Robert Dahl (1971) menyatakan bahwa partisipasi politik melibatkan “keterlibatan warga dalam proses pembuatan keputusan politik yang memengaruhi mereka.” Pendidikan politik perlu ditanamkan agar nilai-nilai dari demokrasi tidak hilang ditelan perkembangan teknologi yang secara tidak sadar mulai menghapus nilai dari demokrasi itu sendiri.
Kelompok peneliti dari Program Studi Hubungan Internasional, Universitas Slamet Riyadi mencoba untuk menerapkan sosialisasi ini dengan pengabdian terkhusus kepada Gen Z yang menjadi objek pengamatan. Dalam jurnalnya yang berjudul “Penguatan Nilai Demokrasi Melalui Peran Gen Z Indonesia dalam Media Online” ditemukan bahwa permasalahan ditemukan pada perilaku Gen Z dalam partisipasi politiknya yang instrumental dan informatif dibanding strategis.
Penelitian sebelumnya yang dilakukan oleh Putri Yolanda, H., & Halim (2020) dalam jurnal ini memberikan hasil mengenai perilaku Gen Z yang aktivitasnya cenderung hanya melihat atau membaca saja, sementara mereka tidak banyak terlibat dalam aktivitas menyimpan informasi dan melibatkan orang lain, seperti dalam komunitas gerakan politik di media online.
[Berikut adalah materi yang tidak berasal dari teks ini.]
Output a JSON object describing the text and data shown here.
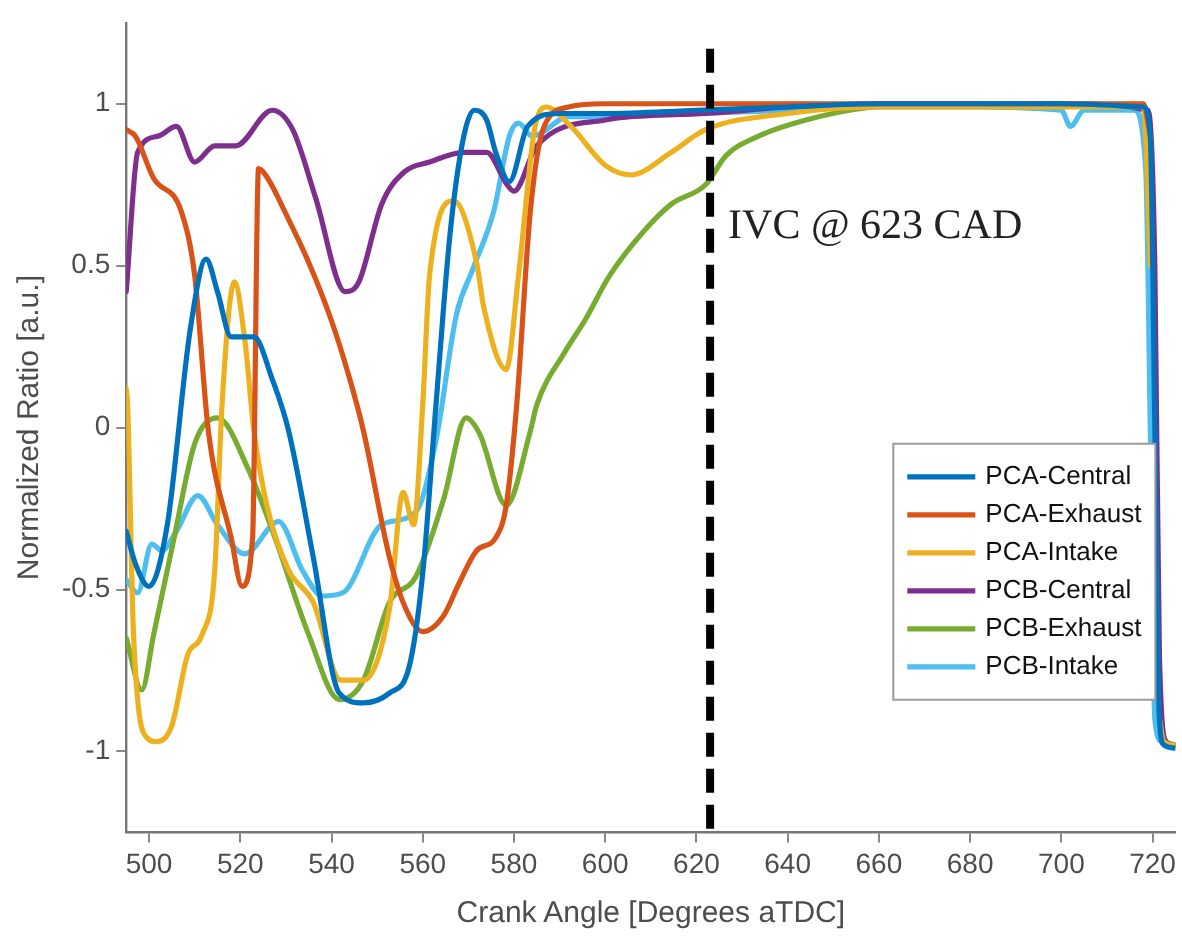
{
  "chart_data": {
    "type": "line",
    "xlabel": "Crank Angle [Degrees aTDC]",
    "ylabel": "Normalized Ratio [a.u.]",
    "xlim": [
      495,
      725
    ],
    "xticks": [
      500,
      520,
      540,
      560,
      580,
      600,
      620,
      640,
      660,
      680,
      700,
      720
    ],
    "ylim": [
      -1.25,
      1.25
    ],
    "yticks": [
      -1,
      -0.5,
      0,
      0.5,
      1
    ],
    "grid": false,
    "legend": "right",
    "marker": "none",
    "line_style": "solid",
    "ref_lines": [
      {
        "axis": "x",
        "value": 623,
        "label": "IVC @ 623 CAD",
        "color": "#000000",
        "line_style": "dashed"
      }
    ],
    "series": [
      {
        "name": "PCA-Central",
        "color": "#0072bd",
        "x": [
          495,
          497,
          500,
          504,
          509,
          512.5,
          515,
          518,
          523,
          527,
          530.6,
          536,
          541.7,
          547,
          552.7,
          557,
          560,
          562.9,
          566,
          569,
          571.3,
          574,
          576,
          579,
          583,
          590,
          600,
          620,
          640,
          660,
          680,
          700,
          718,
          719.5,
          720.5,
          721.5,
          722.5,
          725
        ],
        "values": [
          -0.32,
          -0.42,
          -0.49,
          -0.3,
          0.3,
          0.52,
          0.42,
          0.28,
          0.28,
          0.15,
          -0.01,
          -0.4,
          -0.82,
          -0.85,
          -0.82,
          -0.74,
          -0.45,
          0.07,
          0.6,
          0.9,
          0.98,
          0.95,
          0.85,
          0.76,
          0.93,
          0.97,
          0.97,
          0.98,
          0.99,
          1.0,
          1.0,
          1.0,
          0.99,
          0.9,
          0.0,
          -0.9,
          -0.98,
          -0.99
        ]
      },
      {
        "name": "PCA-Exhaust",
        "color": "#d95319",
        "x": [
          495,
          497,
          501,
          507,
          510,
          513,
          518,
          520.4,
          522.7,
          524,
          526,
          530,
          535,
          540,
          544,
          547,
          552.7,
          556,
          560,
          564.6,
          568,
          571.8,
          576,
          578.3,
          580.6,
          583.6,
          586.6,
          592,
          600,
          620,
          640,
          660,
          680,
          700,
          718,
          719.5
        ],
        "values": [
          0.92,
          0.9,
          0.77,
          0.67,
          0.47,
          -0.01,
          -0.34,
          -0.49,
          -0.34,
          0.8,
          0.77,
          0.66,
          0.51,
          0.33,
          0.15,
          -0.01,
          -0.4,
          -0.55,
          -0.63,
          -0.58,
          -0.48,
          -0.38,
          -0.34,
          -0.24,
          0.07,
          0.67,
          0.93,
          0.99,
          1.0,
          1.0,
          1.0,
          1.0,
          1.0,
          1.0,
          1.0,
          0.9
        ]
      },
      {
        "name": "PCA-Intake",
        "color": "#edb120",
        "x": [
          495,
          495.3,
          496.6,
          499.7,
          501.5,
          505,
          508.5,
          511.6,
          514.4,
          516,
          518.7,
          521,
          523,
          526,
          530.6,
          536,
          542,
          547,
          552.7,
          555.7,
          558,
          560,
          561.5,
          566.8,
          571.8,
          573.4,
          578.3,
          581,
          584.5,
          587,
          592.5,
          600,
          605.6,
          614.5,
          622,
          640,
          660,
          680,
          700,
          718,
          719.5,
          720.5,
          721.5,
          722.5,
          725
        ],
        "values": [
          0.12,
          0.07,
          -0.64,
          -0.96,
          -0.97,
          -0.92,
          -0.7,
          -0.64,
          -0.44,
          0.07,
          0.45,
          0.27,
          -0.01,
          -0.25,
          -0.44,
          -0.54,
          -0.78,
          -0.78,
          -0.56,
          -0.2,
          -0.3,
          0.07,
          0.47,
          0.7,
          0.51,
          0.37,
          0.18,
          0.47,
          0.92,
          0.99,
          0.93,
          0.81,
          0.78,
          0.85,
          0.92,
          0.97,
          0.99,
          0.99,
          0.99,
          0.99,
          0.5,
          null,
          -0.9,
          -0.97,
          -0.98
        ]
      },
      {
        "name": "PCB-Central",
        "color": "#7e2f8e",
        "x": [
          495,
          497.5,
          502,
          506,
          510,
          514.4,
          519,
          527,
          531.5,
          536.5,
          543,
          546,
          551,
          556,
          561.5,
          569,
          574,
          578.5,
          580,
          585,
          600,
          622,
          640,
          660,
          680,
          700,
          719,
          720.5,
          721.5,
          723,
          725
        ],
        "values": [
          0.42,
          0.85,
          0.9,
          0.93,
          0.82,
          0.87,
          0.87,
          0.98,
          0.92,
          0.71,
          0.42,
          0.45,
          0.69,
          0.79,
          0.82,
          0.85,
          0.85,
          0.75,
          0.73,
          0.87,
          0.95,
          0.97,
          0.99,
          1.0,
          1.0,
          1.0,
          0.98,
          0.5,
          -0.7,
          -0.97,
          -0.98
        ]
      },
      {
        "name": "PCB-Exhaust",
        "color": "#77ac30",
        "x": [
          495,
          498.4,
          501,
          505.5,
          510,
          515,
          521.8,
          527.6,
          535,
          541.7,
          547,
          552.7,
          558.5,
          564.6,
          569.5,
          572.5,
          578.3,
          583.6,
          585,
          591,
          595.5,
          601,
          608.7,
          614.5,
          622,
          626.5,
          633.6,
          644,
          658.6,
          680,
          700,
          718,
          719.5,
          720.5,
          722,
          725
        ],
        "values": [
          -0.65,
          -0.81,
          -0.64,
          -0.34,
          -0.05,
          0.03,
          -0.13,
          -0.34,
          -0.64,
          -0.84,
          -0.78,
          -0.54,
          -0.46,
          -0.22,
          0.03,
          -0.02,
          -0.24,
          -0.01,
          0.07,
          0.23,
          0.33,
          0.47,
          0.61,
          0.69,
          0.75,
          0.84,
          0.9,
          0.95,
          0.99,
          1.0,
          1.0,
          0.99,
          0.6,
          null,
          -0.97,
          -0.98
        ]
      },
      {
        "name": "PCB-Intake",
        "color": "#4dbeee",
        "x": [
          495,
          497.5,
          500.6,
          502.8,
          506,
          510.7,
          515,
          521,
          528.4,
          533.6,
          538,
          542.5,
          551,
          558.5,
          562.9,
          567.4,
          571,
          575.6,
          579,
          581,
          584,
          592,
          600,
          620,
          640,
          660,
          680,
          700,
          702,
          705,
          716,
          718.5,
          719.5,
          720.5,
          722,
          725
        ],
        "values": [
          -0.47,
          -0.51,
          -0.36,
          -0.38,
          -0.32,
          -0.21,
          -0.3,
          -0.39,
          -0.29,
          -0.44,
          -0.52,
          -0.51,
          -0.3,
          -0.26,
          -0.04,
          0.35,
          0.49,
          0.67,
          0.9,
          0.94,
          0.9,
          0.96,
          0.96,
          0.97,
          0.98,
          0.99,
          0.99,
          0.98,
          0.93,
          0.98,
          0.98,
          0.8,
          0.0,
          -0.9,
          -0.97,
          -0.98
        ]
      }
    ]
  }
}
Selain itu penelitian Saifuddin (2011) juga menunjukkan adanya potensi masuknya paham radikal dengan sasaran Gen Z melalui literatur maupun kegiatan ekstrakurikuler. Kelompok mahasiswa menjadi sasaran agen radikalisme dengan indoktrinasi ideologis, ini menjadi masalah serius bagi pemerintah dalam menjaga nilai-nilai demokrasi pada Gen Z, maraknya penyebaran informasi palsu di media sosial menjadi momok menyeramkan bagi pemerintah yang mana pada kondisi ini media sosial memiliki kekuatan besar dalam mempengaruhi opini publik dan eksistensi demokrasi itu sendiri.
Keterlibatan masyarakat khususnya Gen Z menjadi perhatian pemerintah dalam sosialisasi pendidikan politik. Usia yang masih tergolong produktif membuat pendidikan politik yang akan disosialisasikan mungkin akan sedikit mudah dengan memanfaatkan teknologi yang ada. Di dalam jurnalnya, penulis melakukan pengabdian sebagai hasil akhir penelitiannya dengan mengadakan sosialisasi penanaman nilai demokrasi kepada Gen Z lewat media sosial. Seperti penggunaan media online dengan aplikasi zoom untuk memberikan sosialisasi secara daring oleh pembicara elit-elit politik, ini juga mempermudah Gen Z dari berbagai daerah untuk dapat ikut serta dalam sosialisasi.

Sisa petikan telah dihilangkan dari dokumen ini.